Respective effects of soluble interleukin‐1 receptor and tumour necrosis factor receptor on IL‐1 and TNF‐α‐induced DNA synthesis of common acute lymphoblastic leukaemia blasts in vitro

This study investigates the capacity of human recombinant interleukin‐1α (IL‐1α), IL‐1β and tumour necrosis factor‐α (TNF‐α) to induce DNA synthesis of highly purified blasts from nine adult common acute lymphoblastic leukaemias (cALL) in 7 d liquid culture. IL‐1α, IL‐1β and TNF‐α stimulated 3 H‐TdR uptake in leukaemic blasts in a dose‐dependent fashion.

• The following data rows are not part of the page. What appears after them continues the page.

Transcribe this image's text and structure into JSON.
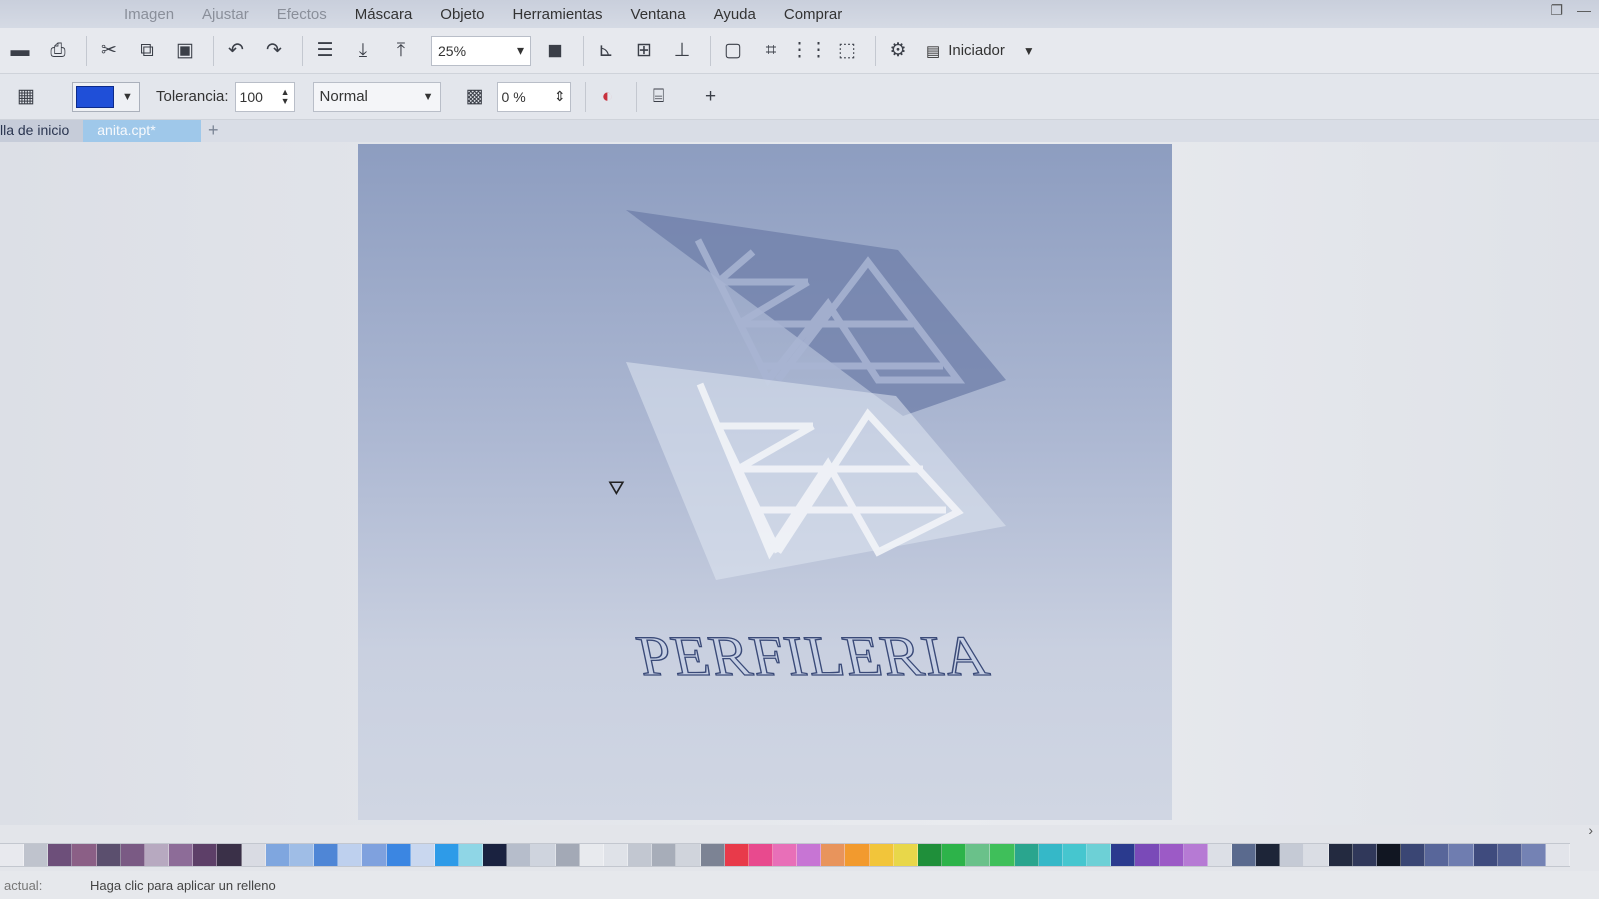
{
  "menubar": {
    "items": [
      {
        "label": "Imagen",
        "faded": true
      },
      {
        "label": "Ajustar",
        "faded": true
      },
      {
        "label": "Efectos",
        "faded": true
      },
      {
        "label": "Máscara",
        "faded": false
      },
      {
        "label": "Objeto",
        "faded": false
      },
      {
        "label": "Herramientas",
        "faded": false
      },
      {
        "label": "Ventana",
        "faded": false
      },
      {
        "label": "Ayuda",
        "faded": false
      },
      {
        "label": "Comprar",
        "faded": false
      }
    ]
  },
  "toolbar": {
    "zoom_value": "25%",
    "launcher_label": "Iniciador"
  },
  "property_bar": {
    "fill_color": "#1f4fd8",
    "tolerance_label": "Tolerancia:",
    "tolerance_value": "100",
    "merge_mode": "Normal",
    "transparency_value": "0 %"
  },
  "tabs": {
    "home_label": "lla de inicio",
    "active_label": "anita.cpt*"
  },
  "canvas": {
    "logo_text": "PERFILERIA"
  },
  "palette": {
    "colors": [
      "#e8e9ee",
      "#bfc3cd",
      "#6d4f7a",
      "#8b5f86",
      "#5b4f6e",
      "#7a5a84",
      "#b7a9c0",
      "#8d6c98",
      "#5d3f68",
      "#3a3048",
      "#d9dbe3",
      "#7fa6df",
      "#9fbde6",
      "#4f86d6",
      "#bed0ee",
      "#7fa1de",
      "#3b86e2",
      "#c9d7ef",
      "#2e9be8",
      "#8fd6e6",
      "#1a2240",
      "#b6bdcb",
      "#cfd4de",
      "#a3a9b6",
      "#e8eaee",
      "#dfe2e8",
      "#c2c7d1",
      "#a7adb9",
      "#d0d4dc",
      "#7c8394",
      "#e83a4a",
      "#e84a8e",
      "#e86fb8",
      "#c775d4",
      "#e8945c",
      "#f29a2e",
      "#f2c53a",
      "#e8d74a",
      "#1f8f3a",
      "#2db34a",
      "#6ac18a",
      "#3fbf5a",
      "#2aa58e",
      "#35b8c8",
      "#46c6cf",
      "#6dd0d6",
      "#2a3a8e",
      "#7a4ab8",
      "#9c5ac6",
      "#b67ad4",
      "#dcdfe6",
      "#5a6a8e",
      "#1d2538",
      "#c5cad5",
      "#dadde4",
      "#232a40",
      "#30385a",
      "#111622",
      "#3a4674",
      "#58669a",
      "#6f7db0",
      "#3f4b7e",
      "#525f92",
      "#7482b4",
      "#e2e4ea"
    ]
  },
  "statusbar": {
    "label": "actual:",
    "hint": "Haga clic para aplicar un relleno"
  }
}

The IL‐1‐induced DNA synthesis of cALL cells could not be prevented by the addition of neutralizing antibodies against IL‐3, GM‐CSF, IL‐6 or TNF‐α. Similarly, the TNF‐α‐stimulated 3 H‐TdR incorporation of leukaemic blasts was not affected by the addition of antibodies towards IL‐1α, IL‐1β, IL‐3, GM‐CSF or IL‐6. These observations suggest that IL‐1 as well as TNF‐α stimulated growth could not be attributed to the endogenous production of factors, corresponding to the antibodies used in these experiments. Both IL‐1 as well as TNF‐α mediate their action through interaction with specific cell surface receptors. Recently two distinct types of IL‐1 receptors (IL‐1‐Rs), IL‐1R (p80) and IL‐1‐R (p65), as well as two distinct types of TNF‐receptors (TNF‐Rs), TNF‐R (p55) and TNF‐R (p75) have been identified. Both types of TNF‐Rs exist also in soluble forms (sTNF‐Rs), while soluble IL‐1‐Rs (sIL‐1‐Rs) have not yet been found naturally. In this study we show that sIL‐1‐R as well as sTNF‐R modulate the effects of their corresponding cytokine in a dose‐dependent bimodal fashion: at lower concentrations they augmented while at higher concentrations they inhibited the cytokine‐stimulated DNA synthesis of cALL blasts in vitro . It may therefore be concluded from this study that soluble receptors for both IL‐1 and TNF. at least in vitro , are functional and interfere with their corresponding cytokine bioactivity.